Eleanor Blayney (@EleanorBlayney) is consumer advocate of the Certified Financial Planner Board of Standards.


Why I Don't Like Mediators in a Divorce

GEORGE PAPADOPOULOS: Many mistakes usually occur during a divorce. It is an emotional process, and these emotions can affect the decision making. Both parties usually do want to separate in an orderly fashion, especially when children are involved. Sometimes they mistakenly think that getting a mediator involved will help them achieve the noble goal of ending the marriage in the best way possible. That is not true, as the goal of the mediator is just to achieve a settlement.

Each party must get a qualified divorce attorney to be on their side and look out for their own best interests. Ideally, this attorney should specialize in "collaborative law," which has worked well with a few of my clients. Adding a qualified CPA experienced in divorces, especially when there are complicated finances to sort through, is also highly recommended.

Finally, if you are thinking of getting married, please get a prenup done!

George Papadopoulos is a fee-only wealth manager in Novi, Mich., serving affluent individuals and families. You can follow him at twitter (@feeonlyplanner), connect with him at Google+ or visit his firm's website.


Three Steps To Stay Clear-Headed in a Divorce

MICHELLE PERRY HIGGINS: Divorce is emotional, and it's best not to make any financial decisions in the heat of the moment.
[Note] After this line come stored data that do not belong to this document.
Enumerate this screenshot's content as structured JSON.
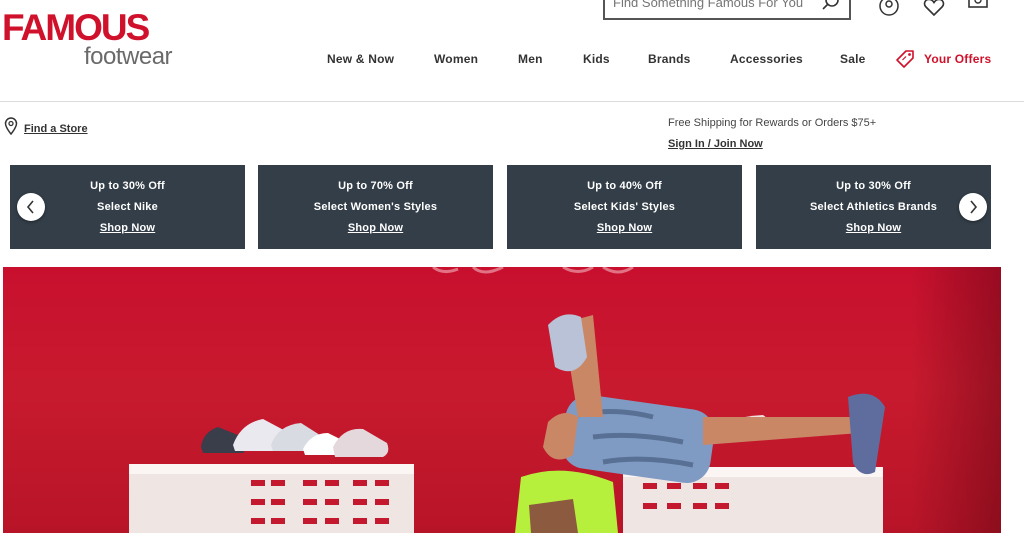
{
  "brand": {
    "name_top": "FAMOUS",
    "name_bottom": "footwear"
  },
  "search": {
    "placeholder": "Find Something Famous For You"
  },
  "nav": {
    "items": [
      {
        "label": "New & Now"
      },
      {
        "label": "Women"
      },
      {
        "label": "Men"
      },
      {
        "label": "Kids"
      },
      {
        "label": "Brands"
      },
      {
        "label": "Accessories"
      },
      {
        "label": "Sale"
      },
      {
        "label": "Your Offers"
      }
    ]
  },
  "subbar": {
    "find_store": "Find a Store",
    "shipping": "Free Shipping for Rewards or Orders $75+",
    "signin": "Sign In / Join Now"
  },
  "promos": [
    {
      "line1": "Up to 30% Off",
      "line2": "Select Nike",
      "cta": "Shop Now"
    },
    {
      "line1": "Up to 70% Off",
      "line2": "Select Women's Styles",
      "cta": "Shop Now"
    },
    {
      "line1": "Up to 40% Off",
      "line2": "Select Kids' Styles",
      "cta": "Shop Now"
    },
    {
      "line1": "Up to 30% Off",
      "line2": "Select Athletics Brands",
      "cta": "Shop Now"
    }
  ],
  "colors": {
    "brand_red": "#d0112b",
    "promo_bg": "#333e48",
    "hero_red": "#c8102e"
  },
  "icons": [
    "search-icon",
    "account-icon",
    "heart-icon",
    "bag-icon",
    "tag-icon",
    "location-pin-icon",
    "chevron-left-icon",
    "chevron-right-icon"
  ]
}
The decisions you make about the division of your assets may affect your financial security for the rest of your life.

When couples are facing the reality that their marriage is over and emotions are running high, deciding who will get the IRA, the house or the set of china should probably wait until emotions have cooled. We want to avoid making decisions on the basis of sentiments like "He can have everything, I just want this over" or "She can have the house, since the divorce was my fault."

Here are three simple steps to help you keep a clear head about your finances during a divorce:

1. Do not rush through the divorce proceedings and/or feel pressure to make financial decisions or sign agreements. Give yourself time to move past the initial shock that your marriage is over. This may take you weeks or months, and that is OK.

2. Organize your financial, estate and personal affairs and put all the information in one location. If your spouse handled the financial affairs during the marriage, this may be a challenge for you. Don't be afraid, move forward and consider it a step toward empowering yourself financially.

3. Once you are emotionally stable and have organized your binder, meet with your financial planner and divorce attorney to discuss your options.